Using Technology in an Urban Environment

 I recently read The Technology Fix by William D. Pflaum, and in one of his chapters he visited a high school in a major city in the Southeast. The school district  purchased the initial start up using federal grants and then have to have the money from their budget to continue to support the projects though rising costs and declining economic issues make this more difficult.  At Longworth, the students use the technology on a daily basis.  As a math teacher two teachers caught my eye as I was reading.   The first was the technology coordinator, Ramona, who teaches her students the Oracle programming.  The teacher engages students and demonstrates how the course is important and applicable.  Students are engaged and hold each other accountable.  In the book the author describes the reaction when he asks the question "What's the biggest challenge in this class?"  The student answer's were "The network is down 25 percent of the time"..."I don't have a computer at home"  and other students responded that the computer lab is open in the morning and that the student could go to the library and the consensus that the network was actually only down "2 to 3 percent of the time."  The other teacher that attracted my attention was the 9th grade math teacher, Larry Purcell, who uses the computer labs to complete several Microsoft Excel activities.  He felt this was important because it prepares the students for the future and that is what he thinks about for them.

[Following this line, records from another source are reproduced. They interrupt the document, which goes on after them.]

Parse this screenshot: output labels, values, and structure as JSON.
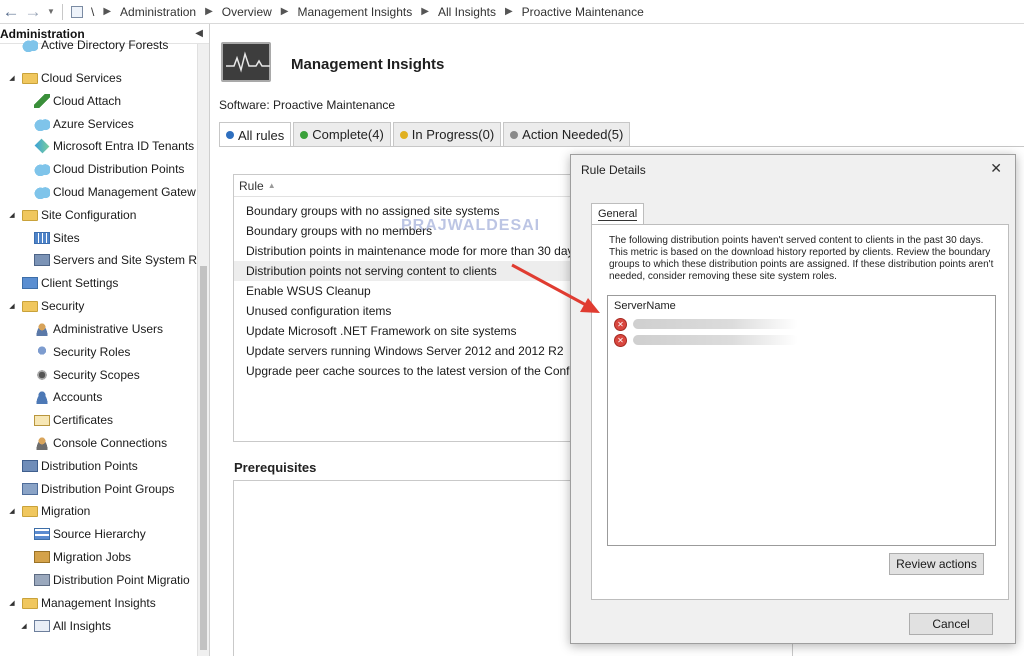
{
  "address_bar": {
    "root": "\\",
    "breadcrumbs": [
      "Administration",
      "Overview",
      "Management Insights",
      "All Insights",
      "Proactive Maintenance"
    ]
  },
  "sidebar": {
    "title": "Administration",
    "items": [
      {
        "label": "Active Directory Forests",
        "icon": "forest-icon"
      },
      {
        "label": "Cloud Services",
        "icon": "folder-icon"
      },
      {
        "label": "Cloud Attach",
        "icon": "plug-icon"
      },
      {
        "label": "Azure Services",
        "icon": "cloud-icon"
      },
      {
        "label": "Microsoft Entra ID Tenants",
        "icon": "entra-icon"
      },
      {
        "label": "Cloud Distribution Points",
        "icon": "cloud-icon"
      },
      {
        "label": "Cloud Management Gatew",
        "icon": "cloud-icon"
      },
      {
        "label": "Site Configuration",
        "icon": "folder-icon"
      },
      {
        "label": "Sites",
        "icon": "grid-icon"
      },
      {
        "label": "Servers and Site System Ro",
        "icon": "server-icon"
      },
      {
        "label": "Client Settings",
        "icon": "settings-icon"
      },
      {
        "label": "Security",
        "icon": "folder-icon"
      },
      {
        "label": "Administrative Users",
        "icon": "users-icon"
      },
      {
        "label": "Security Roles",
        "icon": "roles-icon"
      },
      {
        "label": "Security Scopes",
        "icon": "scope-icon"
      },
      {
        "label": "Accounts",
        "icon": "account-icon"
      },
      {
        "label": "Certificates",
        "icon": "certificate-icon"
      },
      {
        "label": "Console Connections",
        "icon": "console-icon"
      },
      {
        "label": "Distribution Points",
        "icon": "distribution-point-icon"
      },
      {
        "label": "Distribution Point Groups",
        "icon": "distribution-group-icon"
      },
      {
        "label": "Migration",
        "icon": "folder-icon"
      },
      {
        "label": "Source Hierarchy",
        "icon": "hierarchy-icon"
      },
      {
        "label": "Migration Jobs",
        "icon": "jobs-icon"
      },
      {
        "label": "Distribution Point Migratio",
        "icon": "dp-migration-icon"
      },
      {
        "label": "Management Insights",
        "icon": "folder-icon"
      },
      {
        "label": "All Insights",
        "icon": "insight-icon"
      }
    ]
  },
  "main": {
    "title": "Management Insights",
    "software_label": "Software: Proactive Maintenance",
    "tabs": [
      {
        "label": "All rules",
        "color": "#2e6fbf"
      },
      {
        "label": "Complete(4)",
        "color": "#3aa13a"
      },
      {
        "label": "In Progress(0)",
        "color": "#e0b020"
      },
      {
        "label": "Action Needed(5)",
        "color": "#8a8a8a"
      }
    ],
    "rule_column": "Rule",
    "rules": [
      "Boundary groups with no assigned site systems",
      "Boundary groups with no members",
      "Distribution points in maintenance mode for more than 30 days",
      "Distribution points not serving content to clients",
      "Enable WSUS Cleanup",
      "Unused configuration items",
      "Update Microsoft .NET Framework on site systems",
      "Update servers running Windows Server 2012 and 2012 R2",
      "Upgrade peer cache sources to the latest version of the Config..."
    ],
    "selected_rule_index": 3,
    "prerequisites_title": "Prerequisites",
    "watermark": "PRAJWALDESAI"
  },
  "dialog": {
    "title": "Rule Details",
    "tab": "General",
    "description": "The following distribution points haven't served content to clients in the past 30 days. This metric is based on the download history reported by clients. Review the boundary groups to which these distribution points are assigned. If these distribution points aren't needed, consider removing these site system roles.",
    "column": "ServerName",
    "servers": [
      "",
      ""
    ],
    "review_button": "Review actions",
    "cancel_button": "Cancel",
    "error_color": "#d9473f"
  },
  "annotation": {
    "arrow_color": "#e03c31"
  }
}
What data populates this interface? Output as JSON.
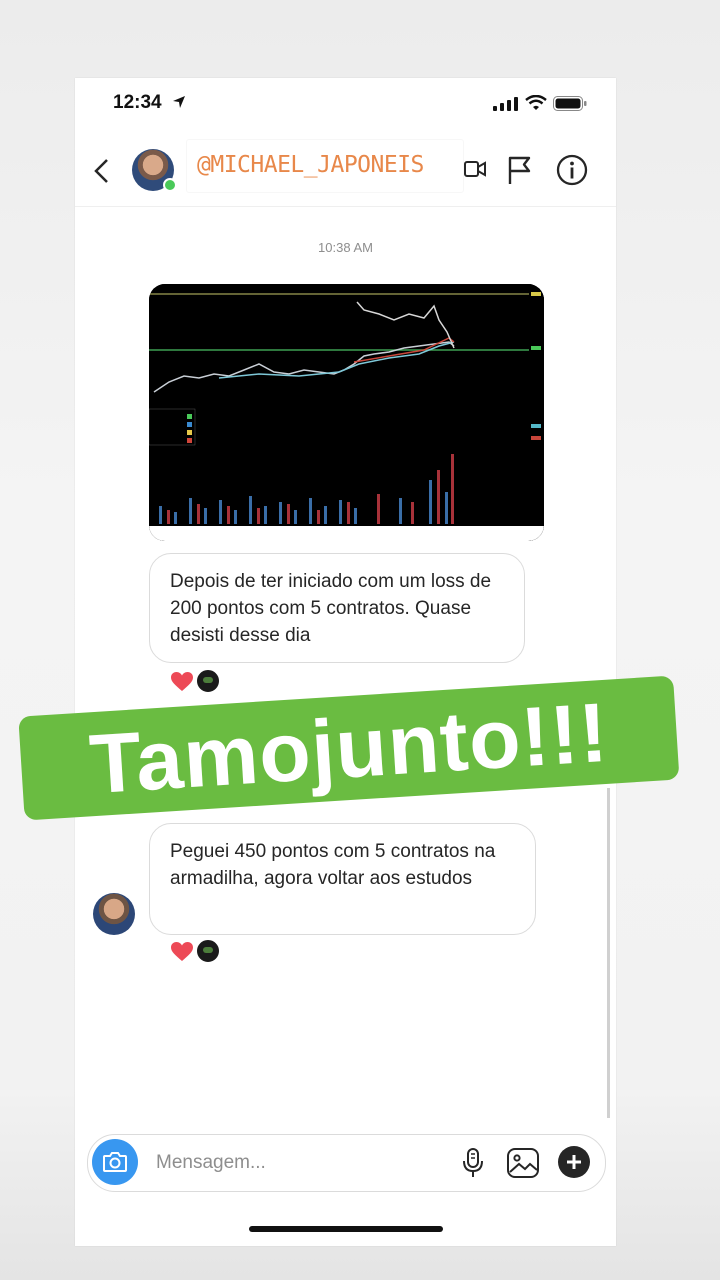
{
  "status_bar": {
    "time": "12:34"
  },
  "header": {
    "username": "@MICHAEL_JAPONEIS"
  },
  "chat": {
    "timestamp": "10:38 AM",
    "messages": [
      {
        "text": "Depois de ter iniciado com um loss de 200 pontos com 5 contratos. Quase desisti desse dia",
        "reactions": [
          "heart-icon",
          "reactor-avatar"
        ]
      },
      {
        "text": "Peguei 450 pontos com 5 contratos na armadilha, agora voltar aos estudos",
        "reactions": [
          "heart-icon",
          "reactor-avatar"
        ]
      }
    ]
  },
  "sticker": {
    "text": "Tamojunto!!!",
    "color": "#6abc41"
  },
  "composer": {
    "placeholder": "Mensagem..."
  },
  "colors": {
    "accent": "#3897f0",
    "heart": "#ed4956",
    "username": "#e8884a",
    "online": "#4ac959"
  }
}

I taught at Martin Luther King High School in the Philadelphia School District for four years before moving to the Methacton School District. I really felt that this story was where the Philadelphia School District (PSD) is heading.  My first year as a teacher I couldn't get enough technology.  I started with an LCD projector, shining typed notes on the chalkboard and writing over top of the notes.  I would speak with every administrator and ask for more technology or anything that they had.  At the time my school only had a handful of Promethean Interactive Whiteboards.  The next year ten SMARTboard Interactive Whiteboards were added and the year after that a SMARTboard was installed in my room and a Macbook laptop.  The district did an excellent job training the teachers, by sending each to several full day professional development sessions on SMARTnotebook and the tools that teachers could use in their classrooms. What is going on now in PSD is a lack of funding.  As teachers are getting laid off, I can see the technology advances slowing down or halting as in the Longworth High School the upkeep of the system was estimated to cost $300,000 and the school's budget was only $10,000.

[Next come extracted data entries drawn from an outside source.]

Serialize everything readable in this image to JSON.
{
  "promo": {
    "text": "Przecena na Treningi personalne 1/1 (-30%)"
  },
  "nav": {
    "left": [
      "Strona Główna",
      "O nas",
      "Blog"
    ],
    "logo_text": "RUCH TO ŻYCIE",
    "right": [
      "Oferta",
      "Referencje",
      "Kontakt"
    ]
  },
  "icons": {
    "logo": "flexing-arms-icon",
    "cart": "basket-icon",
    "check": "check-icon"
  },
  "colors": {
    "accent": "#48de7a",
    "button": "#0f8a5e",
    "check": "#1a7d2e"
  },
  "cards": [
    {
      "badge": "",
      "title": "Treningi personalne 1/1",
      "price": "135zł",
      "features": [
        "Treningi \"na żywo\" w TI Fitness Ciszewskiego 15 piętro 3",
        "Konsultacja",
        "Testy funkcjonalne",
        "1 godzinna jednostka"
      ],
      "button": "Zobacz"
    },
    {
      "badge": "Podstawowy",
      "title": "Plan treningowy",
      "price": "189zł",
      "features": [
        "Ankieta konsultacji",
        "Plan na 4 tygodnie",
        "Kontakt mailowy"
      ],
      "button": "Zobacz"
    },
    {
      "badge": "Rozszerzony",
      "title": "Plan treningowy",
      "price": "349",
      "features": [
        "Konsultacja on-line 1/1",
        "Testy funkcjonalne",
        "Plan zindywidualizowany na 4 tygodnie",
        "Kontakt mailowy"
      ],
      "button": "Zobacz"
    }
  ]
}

The students were very excited when the whiteboard was installed and I started using it right away.  The buy-in was greater and I was able to relate more math concepts to them by directing them into more real life applications through the internet.  My students had a passion for the internet and I integrated it into the lessons as often as I could.  I believe that technology will always expand the education of the students and as a future principal I want to be able to use the tools that are provided to their best potential.  The one thing that Pflaum mentioned was that their were many tools (software, DVD's and programs) that were not being used and some even never opened.  The biggest point he had to make on this was that if teachers do not have time to understand these programs then they are not going to be because the teachers don't have buy in.  Teachers need to have training and feel that the courses that they are using are going to help the students.  As principals, we need to be able to show the teachers how to use the data and give the teachers choices when at all possible on which software to use.  When we do this rather than just randomly dropping software or a new program each year we will empower our teachers and build an engaged learning environment.